Estabilidade dos atuais servidores não muda com reforma administrativa

Atuais servidores têm estabilidade garantida. Ministério da Economia ainda trabalha no texto da reforma administrativa que deve ser enviado ao Congresso nos próximos dias. Presidente afirma que nunca discutiu proposta


postado em 08/10/2019 06:00

Rodrigo Maia, que defende rever a estrutura salarial do serviço público, reuniu-se com o ministro Paulo Guedes na semana passada para tratar do tema (foto: Cleia Viana/Câmara dos Deputados)
Rodrigo Maia, que defende rever a estrutura salarial do serviço público, reuniu-se com o ministro Paulo Guedes na semana passada para tratar do tema (foto: Cleia Viana/Câmara dos Deputados)
O Ministério da Economia tem feito os ajustes finais na proposta de reforma administrativa, que deve ser enviado ao Congresso nos próximos dias. O fim da estabilidade no serviço público é apenas um dos pontos em estudo pela equipe do ministro Paulo Guedes e só deve valer para servidores contratados depois que a regra for aprovada. Para os atuais servidores, a estabilidade vai continuar valendo, pois trata-se de direito adquirido.


Diferente do que o Correio publicou na edição de segunda-feira (7/10), o projeto de reforma administrativa ainda não passou pelo crivo do presidente. Nesta segunda-feira (7/10), Bolsonaro se manifestou sobre o tema pelas redes sociais. “Mais uma mentira da mídia. Nunca discuti esse assunto com quem quer que seja. Querem, a todo custo, agora me colocar contra os servidores. Correio Braziliense entra no “seleto” grupo da Folha de São Paulo”, publicou Bolsonaro no Facebook.  

No fim da tarde, o porta-voz da República, Otávio Rêgo Barros, também comentou o assunto e disse que o presidente não tem nenhuma ideia de mexer com qualquer tipo de posição com relação a atuais funcionários públicos. “O futuro ainda está sob estudo de várias organizações e ministérios, e o presidente ainda não tem posição definida”. E ressaltou: “O presidente não cogita que os atuais funcionários tenham sua situação legal modificada.
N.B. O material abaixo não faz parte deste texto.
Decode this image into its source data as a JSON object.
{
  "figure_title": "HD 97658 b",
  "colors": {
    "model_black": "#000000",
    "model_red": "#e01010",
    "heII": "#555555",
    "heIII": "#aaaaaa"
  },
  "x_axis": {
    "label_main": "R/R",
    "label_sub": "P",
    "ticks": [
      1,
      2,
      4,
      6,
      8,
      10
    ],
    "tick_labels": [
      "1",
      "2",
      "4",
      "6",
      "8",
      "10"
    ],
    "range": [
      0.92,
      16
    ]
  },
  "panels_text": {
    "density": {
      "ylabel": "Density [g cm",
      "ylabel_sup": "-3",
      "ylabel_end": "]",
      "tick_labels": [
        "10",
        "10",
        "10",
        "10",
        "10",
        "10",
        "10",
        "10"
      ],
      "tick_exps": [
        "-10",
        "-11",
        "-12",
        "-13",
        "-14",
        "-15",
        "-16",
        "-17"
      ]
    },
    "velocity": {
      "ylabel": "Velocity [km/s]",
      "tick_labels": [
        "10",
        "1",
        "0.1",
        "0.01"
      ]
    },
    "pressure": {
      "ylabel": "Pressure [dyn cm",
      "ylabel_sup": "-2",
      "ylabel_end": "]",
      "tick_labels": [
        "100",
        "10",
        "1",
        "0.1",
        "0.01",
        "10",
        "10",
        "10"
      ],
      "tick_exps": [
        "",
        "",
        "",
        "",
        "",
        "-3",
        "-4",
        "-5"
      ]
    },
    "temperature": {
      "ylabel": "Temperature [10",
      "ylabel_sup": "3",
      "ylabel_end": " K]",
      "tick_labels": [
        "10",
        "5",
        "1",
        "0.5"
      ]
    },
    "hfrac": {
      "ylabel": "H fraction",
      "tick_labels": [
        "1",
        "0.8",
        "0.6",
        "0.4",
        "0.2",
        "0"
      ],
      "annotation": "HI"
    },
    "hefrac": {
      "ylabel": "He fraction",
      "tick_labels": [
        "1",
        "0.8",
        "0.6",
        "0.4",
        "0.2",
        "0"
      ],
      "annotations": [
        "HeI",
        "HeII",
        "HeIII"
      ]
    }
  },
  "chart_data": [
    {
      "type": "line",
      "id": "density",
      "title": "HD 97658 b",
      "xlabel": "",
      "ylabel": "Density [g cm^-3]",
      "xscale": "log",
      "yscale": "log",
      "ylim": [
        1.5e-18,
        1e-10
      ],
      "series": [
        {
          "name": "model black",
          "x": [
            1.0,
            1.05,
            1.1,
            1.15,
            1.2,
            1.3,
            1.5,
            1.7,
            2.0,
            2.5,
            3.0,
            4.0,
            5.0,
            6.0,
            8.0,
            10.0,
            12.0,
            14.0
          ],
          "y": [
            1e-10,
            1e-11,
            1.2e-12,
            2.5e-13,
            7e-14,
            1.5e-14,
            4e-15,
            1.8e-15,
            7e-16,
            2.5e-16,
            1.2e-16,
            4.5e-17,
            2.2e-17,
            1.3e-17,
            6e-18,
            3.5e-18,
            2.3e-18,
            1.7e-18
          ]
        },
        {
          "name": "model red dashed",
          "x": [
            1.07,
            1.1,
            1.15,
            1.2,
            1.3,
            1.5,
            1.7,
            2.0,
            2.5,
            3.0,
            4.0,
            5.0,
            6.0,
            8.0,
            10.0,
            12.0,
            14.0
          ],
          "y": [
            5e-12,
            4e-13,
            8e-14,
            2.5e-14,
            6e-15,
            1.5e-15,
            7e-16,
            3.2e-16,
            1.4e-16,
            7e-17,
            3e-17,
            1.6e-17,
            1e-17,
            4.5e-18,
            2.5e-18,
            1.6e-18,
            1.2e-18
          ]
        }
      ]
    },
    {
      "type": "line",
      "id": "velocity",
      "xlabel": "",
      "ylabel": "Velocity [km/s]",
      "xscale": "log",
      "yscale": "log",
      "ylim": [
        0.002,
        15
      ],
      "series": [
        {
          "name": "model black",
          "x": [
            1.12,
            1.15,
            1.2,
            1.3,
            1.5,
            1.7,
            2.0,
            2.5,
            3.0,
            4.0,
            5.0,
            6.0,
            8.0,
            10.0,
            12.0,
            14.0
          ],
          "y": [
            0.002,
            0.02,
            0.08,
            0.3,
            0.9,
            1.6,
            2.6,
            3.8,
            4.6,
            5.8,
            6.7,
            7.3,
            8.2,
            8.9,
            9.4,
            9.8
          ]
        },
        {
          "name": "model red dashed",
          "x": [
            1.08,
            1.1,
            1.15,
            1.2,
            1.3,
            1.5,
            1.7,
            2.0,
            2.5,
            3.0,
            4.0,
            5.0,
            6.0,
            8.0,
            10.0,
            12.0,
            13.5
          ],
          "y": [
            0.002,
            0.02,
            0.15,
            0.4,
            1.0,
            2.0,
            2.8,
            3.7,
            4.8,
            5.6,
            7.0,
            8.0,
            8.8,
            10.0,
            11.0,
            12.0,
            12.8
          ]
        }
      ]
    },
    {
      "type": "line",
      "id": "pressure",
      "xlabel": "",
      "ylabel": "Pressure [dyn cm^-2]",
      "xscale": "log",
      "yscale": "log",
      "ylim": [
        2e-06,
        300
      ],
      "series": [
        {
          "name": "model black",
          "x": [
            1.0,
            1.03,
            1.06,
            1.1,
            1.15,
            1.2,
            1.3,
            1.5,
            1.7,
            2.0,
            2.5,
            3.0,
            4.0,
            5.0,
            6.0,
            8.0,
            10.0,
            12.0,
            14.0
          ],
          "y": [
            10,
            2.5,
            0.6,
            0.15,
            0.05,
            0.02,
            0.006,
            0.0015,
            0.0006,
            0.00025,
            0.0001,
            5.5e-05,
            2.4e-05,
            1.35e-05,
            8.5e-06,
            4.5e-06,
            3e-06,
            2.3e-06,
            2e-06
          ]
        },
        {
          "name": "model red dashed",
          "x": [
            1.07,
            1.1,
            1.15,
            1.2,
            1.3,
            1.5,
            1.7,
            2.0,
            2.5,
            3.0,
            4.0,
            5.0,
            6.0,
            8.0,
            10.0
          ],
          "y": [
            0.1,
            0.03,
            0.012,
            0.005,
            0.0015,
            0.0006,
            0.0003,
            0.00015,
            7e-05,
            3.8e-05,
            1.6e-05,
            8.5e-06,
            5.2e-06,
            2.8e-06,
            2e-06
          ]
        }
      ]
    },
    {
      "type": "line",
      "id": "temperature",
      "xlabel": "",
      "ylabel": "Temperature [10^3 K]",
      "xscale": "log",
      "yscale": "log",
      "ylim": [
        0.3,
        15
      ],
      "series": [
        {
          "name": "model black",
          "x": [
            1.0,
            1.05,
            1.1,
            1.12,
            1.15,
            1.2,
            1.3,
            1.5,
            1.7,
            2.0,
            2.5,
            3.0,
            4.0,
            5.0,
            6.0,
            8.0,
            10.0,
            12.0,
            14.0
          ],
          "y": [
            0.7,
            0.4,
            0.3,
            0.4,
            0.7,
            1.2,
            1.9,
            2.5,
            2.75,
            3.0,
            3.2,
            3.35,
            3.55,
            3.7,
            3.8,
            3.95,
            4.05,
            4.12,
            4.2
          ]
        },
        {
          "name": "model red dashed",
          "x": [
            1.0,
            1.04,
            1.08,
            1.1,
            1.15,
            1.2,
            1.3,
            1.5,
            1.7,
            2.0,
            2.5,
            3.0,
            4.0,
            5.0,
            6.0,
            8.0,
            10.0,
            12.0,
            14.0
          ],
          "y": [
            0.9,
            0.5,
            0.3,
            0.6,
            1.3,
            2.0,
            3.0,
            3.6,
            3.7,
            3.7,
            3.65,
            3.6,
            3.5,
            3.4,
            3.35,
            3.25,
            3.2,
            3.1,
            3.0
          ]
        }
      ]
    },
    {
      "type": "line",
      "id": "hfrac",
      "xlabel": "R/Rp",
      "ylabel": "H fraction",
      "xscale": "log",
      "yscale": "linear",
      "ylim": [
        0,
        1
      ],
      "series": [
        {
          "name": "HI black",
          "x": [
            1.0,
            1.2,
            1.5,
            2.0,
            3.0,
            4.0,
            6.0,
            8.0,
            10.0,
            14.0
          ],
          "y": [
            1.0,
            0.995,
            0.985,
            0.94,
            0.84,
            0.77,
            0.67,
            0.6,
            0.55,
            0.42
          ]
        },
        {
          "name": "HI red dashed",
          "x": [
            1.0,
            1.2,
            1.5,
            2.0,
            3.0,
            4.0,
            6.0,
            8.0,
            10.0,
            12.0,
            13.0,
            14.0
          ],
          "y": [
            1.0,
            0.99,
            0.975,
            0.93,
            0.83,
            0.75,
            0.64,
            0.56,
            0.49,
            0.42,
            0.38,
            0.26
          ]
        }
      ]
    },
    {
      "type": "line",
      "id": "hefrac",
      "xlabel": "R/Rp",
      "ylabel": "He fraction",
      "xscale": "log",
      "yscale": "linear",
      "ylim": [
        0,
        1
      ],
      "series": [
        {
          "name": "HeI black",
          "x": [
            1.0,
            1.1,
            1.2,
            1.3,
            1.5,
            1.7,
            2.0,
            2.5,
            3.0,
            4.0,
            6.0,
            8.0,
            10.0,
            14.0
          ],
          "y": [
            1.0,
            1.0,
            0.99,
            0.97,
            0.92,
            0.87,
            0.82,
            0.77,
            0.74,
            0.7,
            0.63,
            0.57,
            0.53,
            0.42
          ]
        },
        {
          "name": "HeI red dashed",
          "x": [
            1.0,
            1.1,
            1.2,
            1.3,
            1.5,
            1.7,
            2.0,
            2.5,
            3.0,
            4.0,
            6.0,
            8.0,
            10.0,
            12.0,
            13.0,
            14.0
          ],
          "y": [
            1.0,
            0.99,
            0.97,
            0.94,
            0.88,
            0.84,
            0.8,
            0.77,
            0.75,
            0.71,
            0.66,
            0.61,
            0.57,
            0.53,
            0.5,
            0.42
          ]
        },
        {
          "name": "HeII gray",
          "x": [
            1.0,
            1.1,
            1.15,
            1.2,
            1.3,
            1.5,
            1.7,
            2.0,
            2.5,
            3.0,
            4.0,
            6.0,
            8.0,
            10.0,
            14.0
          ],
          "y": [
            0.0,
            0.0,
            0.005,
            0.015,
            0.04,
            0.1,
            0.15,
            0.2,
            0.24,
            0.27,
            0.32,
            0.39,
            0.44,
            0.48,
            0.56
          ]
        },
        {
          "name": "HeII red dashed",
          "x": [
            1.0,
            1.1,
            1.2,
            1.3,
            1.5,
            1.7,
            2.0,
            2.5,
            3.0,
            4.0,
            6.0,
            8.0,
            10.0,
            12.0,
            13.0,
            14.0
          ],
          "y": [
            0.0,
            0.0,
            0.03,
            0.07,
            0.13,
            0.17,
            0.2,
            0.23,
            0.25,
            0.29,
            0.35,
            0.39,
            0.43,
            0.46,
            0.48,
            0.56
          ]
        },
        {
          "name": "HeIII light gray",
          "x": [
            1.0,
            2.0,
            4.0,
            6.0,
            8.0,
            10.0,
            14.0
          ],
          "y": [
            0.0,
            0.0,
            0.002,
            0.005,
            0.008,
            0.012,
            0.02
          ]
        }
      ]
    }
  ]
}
Segundo o porta-voz, o regime a ser adotado para os servidores que venham adentrar no serviço público futuramente ainda está sob análise das equipes. “A partir daí, o presidente tomará as decisões, em consórcio com o Congresso, que deve tomar a decisão final”, completou. 

Parlamentares e técnicos do ministério estão engajados na proposta. A ideia é que, se ela for para a frente, a estabilidade passe a ser garantida apenas em funções específicas, para manter a autonomia nesses casos. Na maioria das situações, porém, será feita uma avaliação de desempenho anual, que pode resultar em demissão em contratações futuras. Os critérios para julgar a atuação dos servidores ainda serão definidos.

A avaliação de desempenho já é prevista na Constituição, mas ainda não foi regulamentada. Como na iniciativa privada, a ideia é premiar os funcionários que tiverem bons resultados e demitir os que não conseguirem. O desafio do governo é estabelecer critérios objetivos que não afetem as razões pelas quais existe estabilidade no serviço público: garantir a independência dos servidores nas atividades, para que possam atuar sem medo de represálias, e a continuidade de políticas públicas, sem interferência de governos.

Além de permitir desligamento por insuficiência de desempenho em futuras contratações, o governo pretende ampliar o número de contratos temporários celetistas, com o objetivo de cortar gastos e reduzir o salário de entrada dos funcionários públicos. A ideia inicial era que, no caso de funções de nível médio, o contracheque começaria em R$ 2,5 mil. Para cargos de nível superior, em R$ 5 mil. Essa é apenas uma das opções estudadas e os valores podem ser diferentes.

O Executivo também pretende criar um novo “Código de Conduta” para o funcionalismo e tratar da lei de greve para o funcionalismo, que, assim como a avaliação de desempenho, está prevista na Constituição, mas ainda falta ser regulamentada. 

Legislativo  

“Primeiro, a iniciativa é do governo. Segundo, ninguém está querendo olhar para trás”, explicou nasta segunda-feira (7/10), em podcast, o presidente da Câmara, Rodrigo Maia (DEM-RJ), que defende melhorar a eficiência e rever a estrutura salarial do serviço público. O caminho “correto” para fazer isso, na visão dele, é olhando para o futuro. O deputado se reuniu com Guedes na última quarta-feira, com quem disse ter tido “uma ótima conversa”. O ministro deve anunciar os detalhes depois que a reforma da Previdência for aprovada no Congresso, o que é previsto para acontecer nas próximas duas semanas.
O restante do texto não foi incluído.